Response of undoped cryogenic CsI to low-energy nuclear recoils
C.M. Lewis, J.I. Collar

TL;DR
This study measures the quenching factor of undoped cryogenic CsI for low-energy nuclear recoils, demonstrating its potential as a dark matter and neutrino detector due to favorable scintillation properties at liquid nitrogen temperatures.
Contribution
First measurement of quenching factor for undoped cryogenic CsI, showing similarity to sodium-doped CsI and confirming its suitability for rare-event detection.
Findings
Quenching factor is similar to sodium-doped CsI at room temperature.
High light yield and favorable decay properties at 108-165 K.

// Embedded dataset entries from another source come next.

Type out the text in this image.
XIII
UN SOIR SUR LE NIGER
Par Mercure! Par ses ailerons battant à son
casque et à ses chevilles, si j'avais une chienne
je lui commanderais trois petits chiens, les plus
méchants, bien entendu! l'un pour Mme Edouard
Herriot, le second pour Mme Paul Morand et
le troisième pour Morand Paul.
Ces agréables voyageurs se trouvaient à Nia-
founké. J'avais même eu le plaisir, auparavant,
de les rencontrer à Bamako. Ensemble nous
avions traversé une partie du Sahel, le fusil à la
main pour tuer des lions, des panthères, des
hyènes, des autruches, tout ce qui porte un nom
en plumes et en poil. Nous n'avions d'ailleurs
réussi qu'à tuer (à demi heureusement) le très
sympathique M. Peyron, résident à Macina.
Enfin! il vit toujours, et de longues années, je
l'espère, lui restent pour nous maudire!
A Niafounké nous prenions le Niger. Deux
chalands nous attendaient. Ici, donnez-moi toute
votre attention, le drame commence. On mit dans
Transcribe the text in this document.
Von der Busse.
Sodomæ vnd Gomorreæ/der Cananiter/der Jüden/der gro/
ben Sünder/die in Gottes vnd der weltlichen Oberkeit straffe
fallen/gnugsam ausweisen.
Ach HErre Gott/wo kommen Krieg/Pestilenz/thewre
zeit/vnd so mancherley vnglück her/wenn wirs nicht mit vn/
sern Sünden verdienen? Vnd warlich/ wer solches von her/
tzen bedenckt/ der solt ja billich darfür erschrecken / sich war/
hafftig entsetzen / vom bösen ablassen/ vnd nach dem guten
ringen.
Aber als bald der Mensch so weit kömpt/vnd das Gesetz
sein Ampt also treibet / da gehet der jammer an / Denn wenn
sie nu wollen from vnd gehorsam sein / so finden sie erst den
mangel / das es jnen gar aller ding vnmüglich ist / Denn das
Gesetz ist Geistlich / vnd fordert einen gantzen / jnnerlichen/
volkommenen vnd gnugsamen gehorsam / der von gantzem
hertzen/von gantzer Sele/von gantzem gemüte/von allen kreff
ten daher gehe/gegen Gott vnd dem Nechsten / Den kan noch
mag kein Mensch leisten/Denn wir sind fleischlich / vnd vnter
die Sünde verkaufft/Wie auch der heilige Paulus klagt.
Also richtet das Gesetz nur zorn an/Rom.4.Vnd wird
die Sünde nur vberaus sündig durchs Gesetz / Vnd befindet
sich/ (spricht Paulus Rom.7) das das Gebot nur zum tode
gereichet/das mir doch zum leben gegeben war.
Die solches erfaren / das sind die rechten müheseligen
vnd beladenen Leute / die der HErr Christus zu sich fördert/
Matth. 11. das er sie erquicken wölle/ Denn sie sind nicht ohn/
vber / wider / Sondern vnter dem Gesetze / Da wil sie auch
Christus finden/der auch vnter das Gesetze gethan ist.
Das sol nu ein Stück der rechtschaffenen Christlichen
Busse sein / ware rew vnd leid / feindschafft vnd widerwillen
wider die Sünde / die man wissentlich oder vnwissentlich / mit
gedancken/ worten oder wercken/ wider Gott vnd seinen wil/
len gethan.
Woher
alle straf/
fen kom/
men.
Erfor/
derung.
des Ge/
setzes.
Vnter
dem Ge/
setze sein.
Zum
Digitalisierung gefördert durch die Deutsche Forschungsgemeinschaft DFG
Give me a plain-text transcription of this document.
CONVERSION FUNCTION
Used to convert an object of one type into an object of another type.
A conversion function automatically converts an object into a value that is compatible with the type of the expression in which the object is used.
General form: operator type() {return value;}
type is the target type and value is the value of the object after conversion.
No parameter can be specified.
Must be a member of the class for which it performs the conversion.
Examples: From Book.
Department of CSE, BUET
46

Potential of undoped cryogenic CsI for dark matter and neutrino detection.
Abstract
The bright scintillation of pure CsI operated at liquid-nitrogen temperature makes of this material a promising dark matter and neutrino detector. We present the first measurement of its quenching factor for nuclear recoils. Our findings indicate it is indistinguishable from that for sodium-doped CsI at room temperature. Additional properties such as light yield, afterglow, scintillation decay properties for electron and nuclear recoils, and energy proportionality are studied over the \mbox{108-165 K} temperature range, confirming the vast potential of this medium for rare-event searches.